Here, the kids in the audience become Max's wild things, and there's plenty of opportunity for audience participation.
—Joff Schmidt, reviewer
The rumpus in Manitoba Theatre for Young People's latest production of Where the Wild Things Are is a bit more well-mannered than wild. But that won't keep your little wild things from having a lot of fun with it.
This stage version (which premiered at MTYP in 2002) is based on Maurice Sendak's classic 1963 picture book - a story that's delightfully anarchic, but slight. And that shows in this hour-long production, with a few moments that seem to stretch out a thin story.
But the basic plot remains intact, young Max is sent to bed without dinner for misbehaving, and imagines a land of "wild things" he comes to rule. Here, the kids in the audience become Max's wild things, and there's plenty of opportunity for audience participation. Kids (and adults - we're not let off the hook) will be asked to join in as everything from sea monsters to trees to Max's feral subjects.

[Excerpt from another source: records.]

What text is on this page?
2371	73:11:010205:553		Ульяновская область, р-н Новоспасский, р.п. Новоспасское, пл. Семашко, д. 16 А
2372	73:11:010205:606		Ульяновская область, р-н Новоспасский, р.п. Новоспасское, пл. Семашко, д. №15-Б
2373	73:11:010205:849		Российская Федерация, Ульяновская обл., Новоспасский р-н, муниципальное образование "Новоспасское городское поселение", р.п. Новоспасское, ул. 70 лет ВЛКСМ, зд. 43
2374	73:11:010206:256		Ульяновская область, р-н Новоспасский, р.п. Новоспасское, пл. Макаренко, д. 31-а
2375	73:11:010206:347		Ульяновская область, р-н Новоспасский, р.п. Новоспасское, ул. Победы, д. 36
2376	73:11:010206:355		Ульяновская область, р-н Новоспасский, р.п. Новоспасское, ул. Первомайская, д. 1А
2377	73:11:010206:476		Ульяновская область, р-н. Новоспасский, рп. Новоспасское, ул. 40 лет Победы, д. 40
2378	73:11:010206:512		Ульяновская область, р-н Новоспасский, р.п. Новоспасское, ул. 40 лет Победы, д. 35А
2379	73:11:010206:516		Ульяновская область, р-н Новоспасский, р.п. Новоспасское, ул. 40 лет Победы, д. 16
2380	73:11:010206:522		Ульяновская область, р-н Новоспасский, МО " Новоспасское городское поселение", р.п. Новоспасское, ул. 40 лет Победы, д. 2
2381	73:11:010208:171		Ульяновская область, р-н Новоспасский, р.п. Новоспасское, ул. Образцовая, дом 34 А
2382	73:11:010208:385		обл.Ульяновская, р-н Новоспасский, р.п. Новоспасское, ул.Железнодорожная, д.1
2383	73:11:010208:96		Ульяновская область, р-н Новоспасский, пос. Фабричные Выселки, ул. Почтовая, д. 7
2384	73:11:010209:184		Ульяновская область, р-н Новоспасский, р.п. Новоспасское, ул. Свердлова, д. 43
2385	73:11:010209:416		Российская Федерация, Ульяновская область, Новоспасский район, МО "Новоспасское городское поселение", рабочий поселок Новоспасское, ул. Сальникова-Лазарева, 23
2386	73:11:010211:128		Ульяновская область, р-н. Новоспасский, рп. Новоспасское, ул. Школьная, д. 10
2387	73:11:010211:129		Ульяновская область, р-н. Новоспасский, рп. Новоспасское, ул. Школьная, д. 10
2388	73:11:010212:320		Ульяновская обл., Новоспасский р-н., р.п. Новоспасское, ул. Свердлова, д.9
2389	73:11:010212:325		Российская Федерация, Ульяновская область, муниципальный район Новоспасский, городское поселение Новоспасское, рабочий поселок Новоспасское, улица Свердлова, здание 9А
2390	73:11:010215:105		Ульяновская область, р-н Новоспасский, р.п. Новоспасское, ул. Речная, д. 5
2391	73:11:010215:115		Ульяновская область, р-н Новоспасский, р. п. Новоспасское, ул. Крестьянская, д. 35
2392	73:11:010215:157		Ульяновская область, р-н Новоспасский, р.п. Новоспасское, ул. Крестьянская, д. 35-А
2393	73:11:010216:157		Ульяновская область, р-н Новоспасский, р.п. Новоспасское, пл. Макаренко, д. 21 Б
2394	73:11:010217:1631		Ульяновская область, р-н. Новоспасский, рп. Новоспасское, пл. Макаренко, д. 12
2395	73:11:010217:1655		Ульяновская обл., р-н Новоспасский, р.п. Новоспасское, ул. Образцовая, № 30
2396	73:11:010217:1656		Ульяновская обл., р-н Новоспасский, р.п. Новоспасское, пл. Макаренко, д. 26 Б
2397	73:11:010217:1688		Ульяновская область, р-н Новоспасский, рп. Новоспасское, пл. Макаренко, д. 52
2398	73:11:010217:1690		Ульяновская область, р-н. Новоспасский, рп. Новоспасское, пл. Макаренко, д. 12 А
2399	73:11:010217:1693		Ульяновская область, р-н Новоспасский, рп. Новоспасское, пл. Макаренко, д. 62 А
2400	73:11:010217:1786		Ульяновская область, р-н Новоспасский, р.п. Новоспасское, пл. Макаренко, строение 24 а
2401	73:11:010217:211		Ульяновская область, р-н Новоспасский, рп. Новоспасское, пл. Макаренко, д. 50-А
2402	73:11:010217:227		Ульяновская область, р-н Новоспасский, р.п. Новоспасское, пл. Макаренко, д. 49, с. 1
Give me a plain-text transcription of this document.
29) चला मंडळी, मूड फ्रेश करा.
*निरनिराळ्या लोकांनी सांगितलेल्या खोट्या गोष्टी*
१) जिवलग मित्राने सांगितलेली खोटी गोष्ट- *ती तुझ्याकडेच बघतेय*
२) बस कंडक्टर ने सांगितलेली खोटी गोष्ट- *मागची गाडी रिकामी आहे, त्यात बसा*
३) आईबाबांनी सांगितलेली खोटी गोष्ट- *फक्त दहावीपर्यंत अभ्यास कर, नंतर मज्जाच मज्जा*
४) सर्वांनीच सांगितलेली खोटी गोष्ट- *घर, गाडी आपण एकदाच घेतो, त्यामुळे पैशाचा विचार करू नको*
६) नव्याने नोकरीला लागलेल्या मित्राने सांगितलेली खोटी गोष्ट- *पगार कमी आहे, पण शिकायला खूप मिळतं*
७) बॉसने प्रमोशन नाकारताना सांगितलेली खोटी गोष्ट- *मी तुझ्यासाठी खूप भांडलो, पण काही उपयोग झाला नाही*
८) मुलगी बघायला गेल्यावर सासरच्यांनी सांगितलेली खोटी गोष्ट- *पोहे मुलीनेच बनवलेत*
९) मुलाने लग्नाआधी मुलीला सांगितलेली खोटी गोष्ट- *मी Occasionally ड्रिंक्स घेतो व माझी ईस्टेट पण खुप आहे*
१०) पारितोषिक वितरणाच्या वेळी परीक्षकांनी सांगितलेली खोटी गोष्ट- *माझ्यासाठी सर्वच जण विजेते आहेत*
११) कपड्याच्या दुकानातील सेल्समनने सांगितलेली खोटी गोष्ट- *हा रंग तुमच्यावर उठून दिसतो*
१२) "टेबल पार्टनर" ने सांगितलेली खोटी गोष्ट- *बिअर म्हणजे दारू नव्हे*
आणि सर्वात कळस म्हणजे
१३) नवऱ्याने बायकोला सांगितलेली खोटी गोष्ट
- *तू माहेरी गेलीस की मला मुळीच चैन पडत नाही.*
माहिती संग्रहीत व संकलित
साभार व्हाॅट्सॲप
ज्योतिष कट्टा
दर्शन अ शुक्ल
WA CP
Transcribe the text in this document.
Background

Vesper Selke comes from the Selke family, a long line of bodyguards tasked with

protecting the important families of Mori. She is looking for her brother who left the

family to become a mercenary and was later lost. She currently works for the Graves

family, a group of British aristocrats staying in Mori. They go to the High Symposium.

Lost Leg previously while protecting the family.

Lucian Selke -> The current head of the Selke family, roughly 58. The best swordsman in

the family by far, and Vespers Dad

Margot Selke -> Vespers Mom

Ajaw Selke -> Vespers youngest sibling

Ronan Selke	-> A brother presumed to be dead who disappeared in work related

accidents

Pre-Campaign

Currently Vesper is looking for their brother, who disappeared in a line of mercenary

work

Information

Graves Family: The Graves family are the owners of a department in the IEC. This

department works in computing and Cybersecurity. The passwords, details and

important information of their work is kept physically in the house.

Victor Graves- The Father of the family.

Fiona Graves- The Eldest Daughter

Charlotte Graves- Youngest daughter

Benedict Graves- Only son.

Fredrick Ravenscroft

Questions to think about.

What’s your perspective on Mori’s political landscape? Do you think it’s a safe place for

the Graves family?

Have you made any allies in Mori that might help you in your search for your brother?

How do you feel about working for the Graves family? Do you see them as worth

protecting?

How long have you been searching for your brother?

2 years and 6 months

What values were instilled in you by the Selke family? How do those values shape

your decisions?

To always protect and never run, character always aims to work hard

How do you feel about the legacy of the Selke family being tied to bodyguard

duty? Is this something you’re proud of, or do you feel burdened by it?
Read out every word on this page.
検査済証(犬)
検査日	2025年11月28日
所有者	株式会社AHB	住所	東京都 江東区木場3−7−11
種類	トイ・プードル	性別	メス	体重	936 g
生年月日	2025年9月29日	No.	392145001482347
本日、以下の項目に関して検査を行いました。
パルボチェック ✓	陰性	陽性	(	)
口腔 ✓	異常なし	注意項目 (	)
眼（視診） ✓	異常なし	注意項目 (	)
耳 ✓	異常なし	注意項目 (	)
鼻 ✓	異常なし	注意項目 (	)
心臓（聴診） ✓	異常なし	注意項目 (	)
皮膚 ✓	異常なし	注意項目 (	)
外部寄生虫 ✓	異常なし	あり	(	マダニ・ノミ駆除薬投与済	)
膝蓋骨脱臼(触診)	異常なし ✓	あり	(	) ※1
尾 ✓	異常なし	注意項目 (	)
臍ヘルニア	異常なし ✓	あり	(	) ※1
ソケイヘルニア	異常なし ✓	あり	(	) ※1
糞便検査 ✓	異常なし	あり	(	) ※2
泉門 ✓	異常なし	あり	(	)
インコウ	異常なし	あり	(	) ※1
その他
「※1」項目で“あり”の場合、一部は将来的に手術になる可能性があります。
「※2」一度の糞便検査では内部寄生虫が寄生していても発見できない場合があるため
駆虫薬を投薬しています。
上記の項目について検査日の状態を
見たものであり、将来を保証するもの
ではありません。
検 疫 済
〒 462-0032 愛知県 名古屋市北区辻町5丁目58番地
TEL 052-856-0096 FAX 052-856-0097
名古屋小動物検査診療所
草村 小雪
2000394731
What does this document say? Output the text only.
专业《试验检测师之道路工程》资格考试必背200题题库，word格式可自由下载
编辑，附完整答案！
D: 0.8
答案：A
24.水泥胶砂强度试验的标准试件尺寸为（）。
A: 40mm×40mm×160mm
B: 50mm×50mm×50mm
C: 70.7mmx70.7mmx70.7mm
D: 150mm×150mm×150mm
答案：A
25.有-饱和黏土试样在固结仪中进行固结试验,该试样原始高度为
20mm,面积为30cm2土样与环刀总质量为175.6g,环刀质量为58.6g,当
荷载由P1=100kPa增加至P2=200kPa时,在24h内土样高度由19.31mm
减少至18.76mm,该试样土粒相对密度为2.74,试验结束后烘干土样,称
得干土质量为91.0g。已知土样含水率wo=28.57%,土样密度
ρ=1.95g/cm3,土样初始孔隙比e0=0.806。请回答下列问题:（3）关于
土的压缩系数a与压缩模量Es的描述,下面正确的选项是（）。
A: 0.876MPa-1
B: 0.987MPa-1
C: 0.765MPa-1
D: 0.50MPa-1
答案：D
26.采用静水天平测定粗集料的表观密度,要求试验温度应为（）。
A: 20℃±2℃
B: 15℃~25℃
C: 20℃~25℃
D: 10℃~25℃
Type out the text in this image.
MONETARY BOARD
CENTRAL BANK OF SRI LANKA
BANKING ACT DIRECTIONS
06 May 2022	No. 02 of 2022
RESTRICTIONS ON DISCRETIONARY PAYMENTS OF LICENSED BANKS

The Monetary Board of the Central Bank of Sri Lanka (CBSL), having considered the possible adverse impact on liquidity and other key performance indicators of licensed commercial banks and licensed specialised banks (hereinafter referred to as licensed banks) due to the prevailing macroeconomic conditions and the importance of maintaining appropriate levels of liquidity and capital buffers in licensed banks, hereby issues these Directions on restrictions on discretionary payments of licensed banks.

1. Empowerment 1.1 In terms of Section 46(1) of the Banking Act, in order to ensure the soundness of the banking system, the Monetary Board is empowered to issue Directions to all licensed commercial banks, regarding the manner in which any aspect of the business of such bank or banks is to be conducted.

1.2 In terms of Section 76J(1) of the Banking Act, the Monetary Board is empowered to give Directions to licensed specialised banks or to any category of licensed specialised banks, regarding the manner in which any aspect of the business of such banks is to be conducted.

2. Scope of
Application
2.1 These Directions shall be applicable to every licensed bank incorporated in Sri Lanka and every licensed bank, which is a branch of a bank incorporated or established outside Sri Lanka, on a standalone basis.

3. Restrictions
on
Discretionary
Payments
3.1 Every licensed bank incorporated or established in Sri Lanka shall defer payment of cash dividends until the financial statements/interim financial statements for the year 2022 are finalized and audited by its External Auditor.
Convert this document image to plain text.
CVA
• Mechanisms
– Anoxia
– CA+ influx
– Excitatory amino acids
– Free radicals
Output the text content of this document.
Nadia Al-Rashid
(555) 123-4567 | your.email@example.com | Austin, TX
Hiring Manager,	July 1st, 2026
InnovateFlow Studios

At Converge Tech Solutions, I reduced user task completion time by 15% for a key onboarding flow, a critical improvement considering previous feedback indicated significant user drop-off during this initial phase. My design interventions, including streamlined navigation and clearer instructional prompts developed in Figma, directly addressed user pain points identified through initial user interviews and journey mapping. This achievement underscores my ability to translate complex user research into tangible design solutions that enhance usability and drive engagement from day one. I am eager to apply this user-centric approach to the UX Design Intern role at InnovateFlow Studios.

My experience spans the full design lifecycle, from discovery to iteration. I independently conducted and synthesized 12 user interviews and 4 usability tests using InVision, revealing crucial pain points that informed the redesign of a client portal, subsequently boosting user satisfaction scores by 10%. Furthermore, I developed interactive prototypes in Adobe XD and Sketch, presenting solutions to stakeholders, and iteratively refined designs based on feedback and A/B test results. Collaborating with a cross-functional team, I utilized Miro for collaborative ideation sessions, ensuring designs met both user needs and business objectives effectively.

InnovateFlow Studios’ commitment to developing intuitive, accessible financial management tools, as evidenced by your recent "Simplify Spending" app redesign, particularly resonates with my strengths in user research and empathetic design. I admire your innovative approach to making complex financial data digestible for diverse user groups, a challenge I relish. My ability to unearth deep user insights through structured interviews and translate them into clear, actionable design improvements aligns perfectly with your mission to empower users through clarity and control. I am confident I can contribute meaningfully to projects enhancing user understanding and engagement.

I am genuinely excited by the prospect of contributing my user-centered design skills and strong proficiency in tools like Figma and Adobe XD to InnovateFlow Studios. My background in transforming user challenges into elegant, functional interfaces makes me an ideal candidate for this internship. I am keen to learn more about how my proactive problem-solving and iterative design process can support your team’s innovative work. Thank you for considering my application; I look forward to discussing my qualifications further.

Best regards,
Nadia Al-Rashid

The extra help comes in handy, since director Kim Selody's smartly lean production relies on just two actors - Linda Carson, who does double duty as our narrator and Max's mom, and Raes Calvert as Max. They both bring great energy to the show, and do a wonderful job of making their young audience feel welcome to participate - while deftly keeping things from becoming too chaotic.
But if there's room for improvement with Wild Things, it might be to allow for a bit more chaos. The kids at the performance I saw politely waited for permission to get up and begin the "wild rumpus" that ends Max's reign as king of the wild things. A sign that the ground rules for the show had been well established, but also that there's probably room for the show to relax the reins a bit.